BARGAINING ALLOWED

BEIJING-“Please come in, sir, and have a look. The cheapest prices and the best choice.”

No, we have not discovered Beijing’s red-light district, and the time is not midnight. We have come to Xizhimen, an area where narrow streets are lined by small “mom-and-pop” stores, on a typical weekday afternoon. The specialty here: mobile phones of all makes and colors; pagers; battery chargers and mobile-phone headsets.

Peasant girls try to lure customers inside their small shops where they have a collection of a dozen mobile phones. Those made by L.M. Ericsson, Nokia Oy and Motorola Inc. attract the most customers, but units made by Alcatel, Panasonic, Sony Corp. and Mitsubishi also are available. The latest models, such as the Nokia 6110, are readily available before the official operators put them on sale.

Competition is fierce, and what you pay in the end depends on your bargaining skills. Prices drop regularly, and the network-connection fee also is sometimes discounted, as operators China Telecom, affiliated with the Ministry of Telecommunications; and Unicom, supported by rival ministries such as Electronics and Railways, wage a fierce battle to win eager consumers.

At the official stores, China Telecom offers a choice of Global System for Mobile communications (GSM) handsets between US$570 and US$900 dollars, including the network connection fee of US$210 and a subscriber identity module (SIM) card.

Prices are fixed, no haggling here, and service has become quite efficient for a state-owned shop. You choose your handset, fill out a form, pay up, get your phone and you are out the door calling within half an hour.

Chairman Mao’s call to “serve the people” is being adapted to “serve the customer.” Amid the closure of state-owned factories and shops, the salespeople know they have to be nice to their customers or they will end up losing their “iron rice bowl” of guaranteed salary, medical expenses, pension and housing.

Service at the official stores always will be less colorful than at Xizhimen, where the peasant girls try to outbid each other, offering discounts.

“Come on in, we’ll give you a discount of 1,000 yuan,” one of them shouts. That amounts to US$120 dollars on a purchase of around US$800 dollars. Business is brisk at all times, with wads of 10,000 yuan changing hands continuously. No credit cards accepted here. Cars inch forward painstakingly in the narrow streets, more often than not forcing traffic to a complete standstill.

Buyers better take care, however, because not all phones are genuine. Fake products have appeared on the market, leaving the caller suspended in the middle of a conversation or even not able to establish a connection at all. Batteries run out very quickly.
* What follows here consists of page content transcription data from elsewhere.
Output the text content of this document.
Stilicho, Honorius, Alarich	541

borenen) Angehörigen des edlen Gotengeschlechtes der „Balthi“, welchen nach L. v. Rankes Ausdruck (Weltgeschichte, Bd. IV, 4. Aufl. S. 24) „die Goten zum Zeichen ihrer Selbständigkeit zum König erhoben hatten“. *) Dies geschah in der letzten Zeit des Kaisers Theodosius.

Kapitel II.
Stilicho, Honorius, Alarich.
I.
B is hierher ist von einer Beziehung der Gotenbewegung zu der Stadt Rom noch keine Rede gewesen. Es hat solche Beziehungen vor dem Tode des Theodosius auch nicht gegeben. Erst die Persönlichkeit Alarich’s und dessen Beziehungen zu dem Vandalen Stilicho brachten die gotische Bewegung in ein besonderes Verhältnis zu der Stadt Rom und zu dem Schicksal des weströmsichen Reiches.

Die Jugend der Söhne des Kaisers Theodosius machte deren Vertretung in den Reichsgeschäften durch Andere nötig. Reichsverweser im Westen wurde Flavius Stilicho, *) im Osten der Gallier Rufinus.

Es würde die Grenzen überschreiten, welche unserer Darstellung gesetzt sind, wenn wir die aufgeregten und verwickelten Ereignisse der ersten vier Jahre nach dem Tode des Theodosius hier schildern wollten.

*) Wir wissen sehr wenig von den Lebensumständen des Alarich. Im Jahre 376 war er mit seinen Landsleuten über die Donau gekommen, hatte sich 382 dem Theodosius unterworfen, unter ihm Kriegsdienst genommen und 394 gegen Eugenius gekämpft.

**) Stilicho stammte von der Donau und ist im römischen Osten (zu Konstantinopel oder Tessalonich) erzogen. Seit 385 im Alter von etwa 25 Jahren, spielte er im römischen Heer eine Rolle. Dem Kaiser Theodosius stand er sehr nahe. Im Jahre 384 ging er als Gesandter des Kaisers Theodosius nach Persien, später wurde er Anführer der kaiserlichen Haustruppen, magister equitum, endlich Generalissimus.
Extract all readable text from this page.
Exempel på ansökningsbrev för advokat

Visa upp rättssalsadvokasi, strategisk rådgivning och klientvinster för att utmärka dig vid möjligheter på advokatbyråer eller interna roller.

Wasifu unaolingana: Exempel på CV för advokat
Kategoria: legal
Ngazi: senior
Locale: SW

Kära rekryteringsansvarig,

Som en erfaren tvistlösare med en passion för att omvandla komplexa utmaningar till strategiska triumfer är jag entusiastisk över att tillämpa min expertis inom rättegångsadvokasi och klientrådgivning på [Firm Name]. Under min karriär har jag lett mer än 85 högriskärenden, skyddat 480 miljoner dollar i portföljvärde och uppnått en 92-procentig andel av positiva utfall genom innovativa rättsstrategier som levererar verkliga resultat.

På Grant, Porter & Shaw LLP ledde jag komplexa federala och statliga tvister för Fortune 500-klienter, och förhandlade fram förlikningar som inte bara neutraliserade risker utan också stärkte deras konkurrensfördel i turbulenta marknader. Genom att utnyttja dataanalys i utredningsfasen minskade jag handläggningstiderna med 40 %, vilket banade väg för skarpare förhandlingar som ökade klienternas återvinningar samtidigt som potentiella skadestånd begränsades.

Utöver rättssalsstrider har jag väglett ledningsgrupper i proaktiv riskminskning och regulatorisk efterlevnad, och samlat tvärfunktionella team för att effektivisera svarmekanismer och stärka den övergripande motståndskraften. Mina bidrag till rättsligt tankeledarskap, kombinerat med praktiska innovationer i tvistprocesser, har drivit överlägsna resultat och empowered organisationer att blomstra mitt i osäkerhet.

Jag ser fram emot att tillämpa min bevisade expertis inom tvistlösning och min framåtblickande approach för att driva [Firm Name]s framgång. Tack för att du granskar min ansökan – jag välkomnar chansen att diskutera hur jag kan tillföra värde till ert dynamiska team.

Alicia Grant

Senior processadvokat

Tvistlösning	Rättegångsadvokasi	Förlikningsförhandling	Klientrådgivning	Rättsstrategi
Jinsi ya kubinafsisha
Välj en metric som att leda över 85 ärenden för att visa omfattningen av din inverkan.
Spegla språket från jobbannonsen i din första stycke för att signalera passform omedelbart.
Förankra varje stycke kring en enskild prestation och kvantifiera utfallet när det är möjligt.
If you ask the peasant salesgirls whether what they sell is the real stuff, they will answer you-with a really honest face-that they have never even heard of fake phones.

Nevertheless, the official China Central Television broadcast a story a few months ago, interviewing people who had been cheated. Most people still use analog phones and are advised to be picky when choosing a repair shop. Some unscrupulous repairmen sell mobile phone numbers to the highest bidder. At the end of the month, unsuspecting customers face sky-high phone bills.

Advertisements for mobile phones vie for space in the popular tabloids with those for computers and cars. Twenty years ago, newlyweds dreamed of a bicycle, a sewing machine and a watch. Today they want a car, a private apartment and a mobile phone. Once their only child starts going to school, a personal computer becomes an indispensable learning aid.

Since the mobile phone is the cheapest item on their dream list, that is what they will get first.

Even many government bureaucrats could not resist the temptation. Buying a mobile phone at the government’s expense became such a rage that China’s top leaders were forced to take drastic measures. Owners who had acquired their new toy by bending the rules were forced to sell it and deposit the proceeds back into state coffers.

As a result, the second-hand business is booming. Those who are still tempted to flaunt the prohibition of buying a mobile phone with public money face stern disciplinary action.

A similar clampdown on car purchases had a dramatic effect on China’s automobile industry. The latest statistics, however, do not show any drop in mobile-phone sales. It seems to be a tool many people decide they cannot do without, even if they have to fork over the money out of their own pocket.